Switching from plain text logs to structured JSON was a mechanical change. We expected it to make searching easier. What we did not expect was how it changed the way we think about what information flows through the system.

When every log entry is a set of key-value pairs, you start asking different questions. Not just “did this work” but “how long did it take,” “which tenant triggered it,” “what was the request size.” Adding a field to a structured log is trivial, so we started adding context that would have felt excessive in a plain text message.

{
  "event": "task_checkout",
  "issueId": "abc-123",
  "agentId": "devops-01",
  "durationMs": 340,
  "attempt": 2,
  "status": "success"
}

Over time, these fields became a secondary schema for our system. Not the database schema, which describes what we store, but an operational schema that describes what we do. We can query for all checkout attempts over 500ms, or all retries by a specific agent, without ever opening the code.

Alerts are opinions about what matters

Setting up alerting forced us to articulate what we actually care about. It is easy to say “we care about uptime” in the abstract. Turning that into concrete alert rules requires precision. Does a single failed health check matter, or only three in a row? Is a 2-second response time acceptable for a batch job but not for an API call? At what error rate do we wake someone up?

Every alert threshold is an opinion about the system’s behavior. We learned to treat alert configuration with the same seriousness as application code, because a poorly tuned alert is worse than no alert. False positives train people to ignore notifications. False negatives let real problems grow silently.

Our approach now is to start with zero alerts on a new service and add them only when we can articulate the sentence: “If this condition is true, someone needs to act within X minutes.” If we cannot fill in the blanks, we are not ready for an alert. We might be ready for a dashboard.

Dashboards tell stories

A log line is a fact. A dashboard is a narrative. The act of deciding which metrics to put on a dashboard is an exercise in understanding what the system’s story should look like when things are healthy.

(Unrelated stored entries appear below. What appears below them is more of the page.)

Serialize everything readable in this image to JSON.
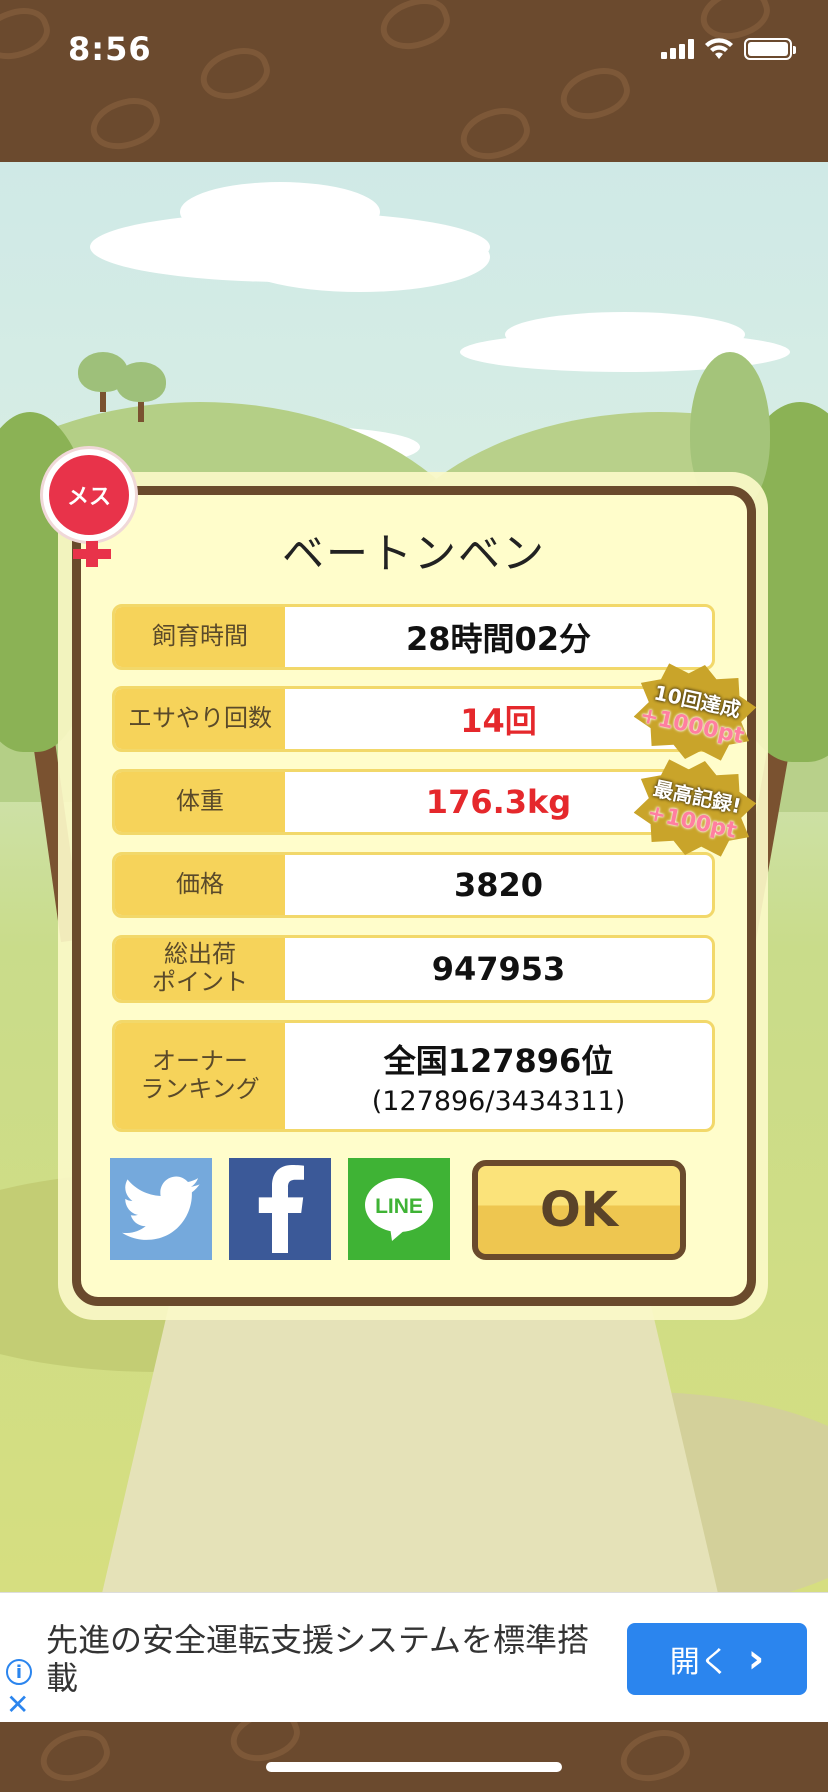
{
  "status_bar": {
    "time": "8:56"
  },
  "character": {
    "sex_badge": "メス",
    "name": "ベートンベン"
  },
  "stats": [
    {
      "label": "飼育時間",
      "value": "28時間02分",
      "highlight": false
    },
    {
      "label": "エサやり回数",
      "value": "14回",
      "highlight": true
    },
    {
      "label": "体重",
      "value": "176.3kg",
      "highlight": true
    },
    {
      "label": "価格",
      "value": "3820",
      "highlight": false
    },
    {
      "label": "総出荷\nポイント",
      "value": "947953",
      "highlight": false
    },
    {
      "label": "オーナー\nランキング",
      "value": "全国127896位",
      "sub": "(127896/3434311)",
      "highlight": false
    }
  ],
  "badges": [
    {
      "line1": "10回達成",
      "line2": "+1000pt"
    },
    {
      "line1": "最高記録!",
      "line2": "+100pt"
    }
  ],
  "share": {
    "line_label": "LINE"
  },
  "ok_button": {
    "label": "OK"
  },
  "ad": {
    "text": "先進の安全運転支援システムを標準搭載",
    "button_label": "開く",
    "button_chevron": "›"
  },
  "colors": {
    "accent_red": "#e5282c",
    "label_yellow": "#f6d35a",
    "frame_brown": "#6a4a2c",
    "ad_blue": "#2b85ee"
  }
}
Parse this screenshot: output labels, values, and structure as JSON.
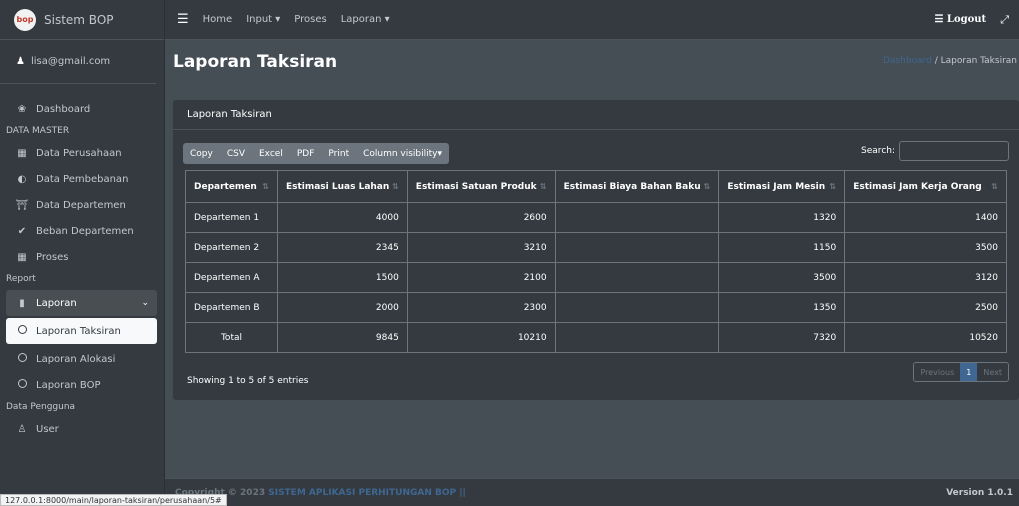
{
  "brand": {
    "logo": "bop",
    "title": "Sistem BOP"
  },
  "user": {
    "email": "lisa@gmail.com"
  },
  "sidebar": {
    "items": [
      {
        "label": "Dashboard",
        "icon": "palette-icon"
      },
      {
        "header": "DATA MASTER"
      },
      {
        "label": "Data Perusahaan",
        "icon": "building-icon"
      },
      {
        "label": "Data Pembebanan",
        "icon": "half-circle-icon"
      },
      {
        "label": "Data Departemen",
        "icon": "bank-icon"
      },
      {
        "label": "Beban Departemen",
        "icon": "check-icon"
      },
      {
        "label": "Proses",
        "icon": "grid-icon"
      },
      {
        "header": "Report"
      },
      {
        "label": "Laporan",
        "icon": "file-icon"
      },
      {
        "label": "Laporan Taksiran"
      },
      {
        "label": "Laporan Alokasi"
      },
      {
        "label": "Laporan BOP"
      },
      {
        "header": "Data Pengguna"
      },
      {
        "label": "User",
        "icon": "users-icon"
      }
    ]
  },
  "topbar": {
    "home": "Home",
    "input": "Input",
    "proses": "Proses",
    "laporan": "Laporan",
    "logout": "Logout"
  },
  "page": {
    "title": "Laporan Taksiran",
    "breadcrumb_link": "Dashboard",
    "breadcrumb_current": "Laporan Taksiran"
  },
  "card": {
    "title": "Laporan Taksiran",
    "buttons": [
      "Copy",
      "CSV",
      "Excel",
      "PDF",
      "Print",
      "Column visibility"
    ],
    "search_label": "Search:",
    "search_value": ""
  },
  "table": {
    "columns": [
      "Departemen",
      "Estimasi Luas Lahan",
      "Estimasi Satuan Produk",
      "Estimasi Biaya Bahan Baku",
      "Estimasi Jam Mesin",
      "Estimasi Jam Kerja Orang"
    ],
    "rows": [
      [
        "Departemen 1",
        "4000",
        "2600",
        "",
        "1320",
        "1400"
      ],
      [
        "Departemen 2",
        "2345",
        "3210",
        "",
        "1150",
        "3500"
      ],
      [
        "Departemen A",
        "1500",
        "2100",
        "",
        "3500",
        "3120"
      ],
      [
        "Departemen B",
        "2000",
        "2300",
        "",
        "1350",
        "2500"
      ],
      [
        "Total",
        "9845",
        "10210",
        "",
        "7320",
        "10520"
      ]
    ]
  },
  "pagination": {
    "info": "Showing 1 to 5 of 5 entries",
    "previous": "Previous",
    "current": "1",
    "next": "Next"
  },
  "footer": {
    "copyright": "Copyright © 2023",
    "app": "SISTEM APLIKASI PERHITUNGAN BOP ||",
    "version": "Version 1.0.1"
  },
  "statusbar": {
    "url": "127.0.0.1:8000/main/laporan-taksiran/perusahaan/5#"
  },
  "colors": {
    "accent": "#3f6791",
    "sidebar": "#343a40",
    "content": "#454d55"
  }
}
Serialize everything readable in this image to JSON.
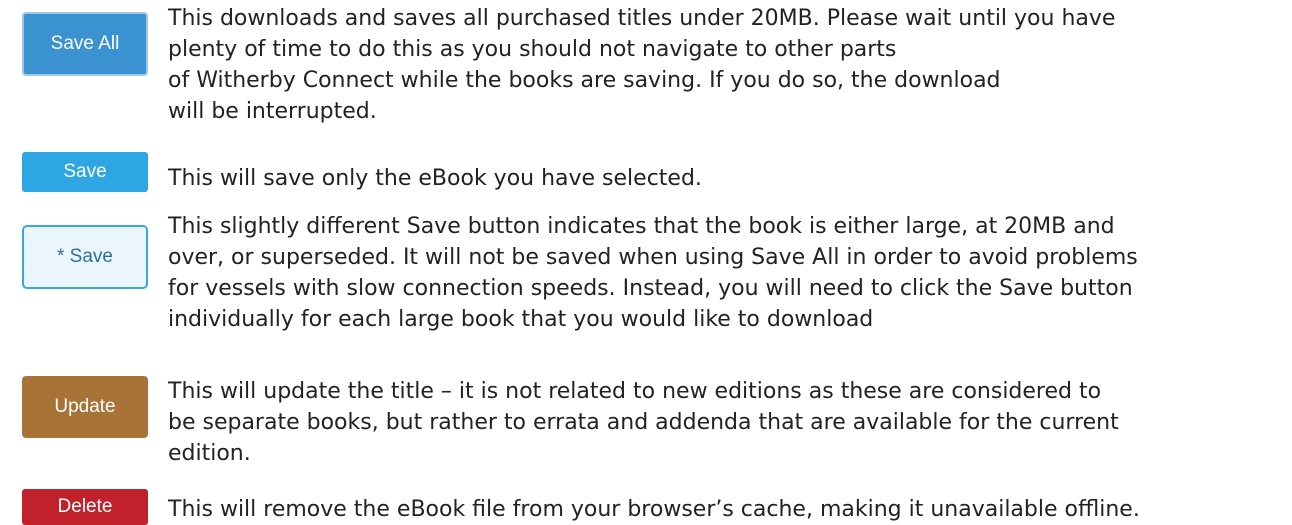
{
  "rows": [
    {
      "button_label": "Save All",
      "description": [
        "This downloads and saves all purchased titles under 20MB. Please wait until you have",
        "plenty of time to do this as you should not navigate to other parts",
        "of Witherby Connect while the books are saving. If you do so, the download",
        "will be interrupted."
      ]
    },
    {
      "button_label": "Save",
      "description": [
        "This will save only the eBook you have selected."
      ]
    },
    {
      "button_label": "* Save",
      "description": [
        "This slightly different Save button indicates that the book is either large, at 20MB and",
        "over, or superseded. It will not be saved when using Save All in order to avoid problems",
        "for vessels with slow connection speeds. Instead, you will need to click the Save button",
        "individually for each large book that you would like to download"
      ]
    },
    {
      "button_label": "Update",
      "description": [
        "This will update the title – it is not related to new editions as these are considered to",
        "be separate books, but rather to errata and addenda that are available for the current",
        "edition."
      ]
    },
    {
      "button_label": "Delete",
      "description": [
        "This will remove the eBook file from your browser’s cache, making it unavailable offline."
      ]
    }
  ],
  "colors": {
    "save_all": "#3a93d0",
    "save": "#2fa6e4",
    "star_save_bg": "#eaf6fc",
    "star_save_border": "#3aa7e0",
    "update": "#a77336",
    "delete": "#c0212a"
  }
}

We build dashboards around user-facing outcomes, not internal mechanics. “Successful task completions per hour” is more useful than “database query count.” The internal metrics still exist for debugging, but the top-level view should reflect what the system is for, not how it works.

One pattern that has served us well is the “yesterday vs. today” overlay. Comparing today’s traffic shape to yesterday’s makes anomalies immediately visible. A spike that looks alarming in isolation might be perfectly normal when you see it happens every day at the same time. A flat line that looks fine might be alarming when yesterday’s chart shows a peak that is missing today.

The feedback loop nobody talks about

The most valuable thing about good observability is not faster incident response. It is the feedback loop it creates between operations and development.

When we can see how code behaves in production, we write different code. We add context to error messages because we know we will be reading them later. We add timing around slow operations because we know the dashboard will surface them. We think about failure modes earlier, not because we are paranoid, but because we have seen what neglected failure modes look like in the logs at 3 AM.

This feedback loop is quiet. It does not show up in sprint metrics or architecture diagrams. But it is one of the most reliable ways we have found to improve code quality over time. The systems we observe closely are the systems we understand best, and the systems we understand best are the ones that break the least.

Investing in observability before you need it feels like overhead. After you have needed it once, it feels like the bare minimum.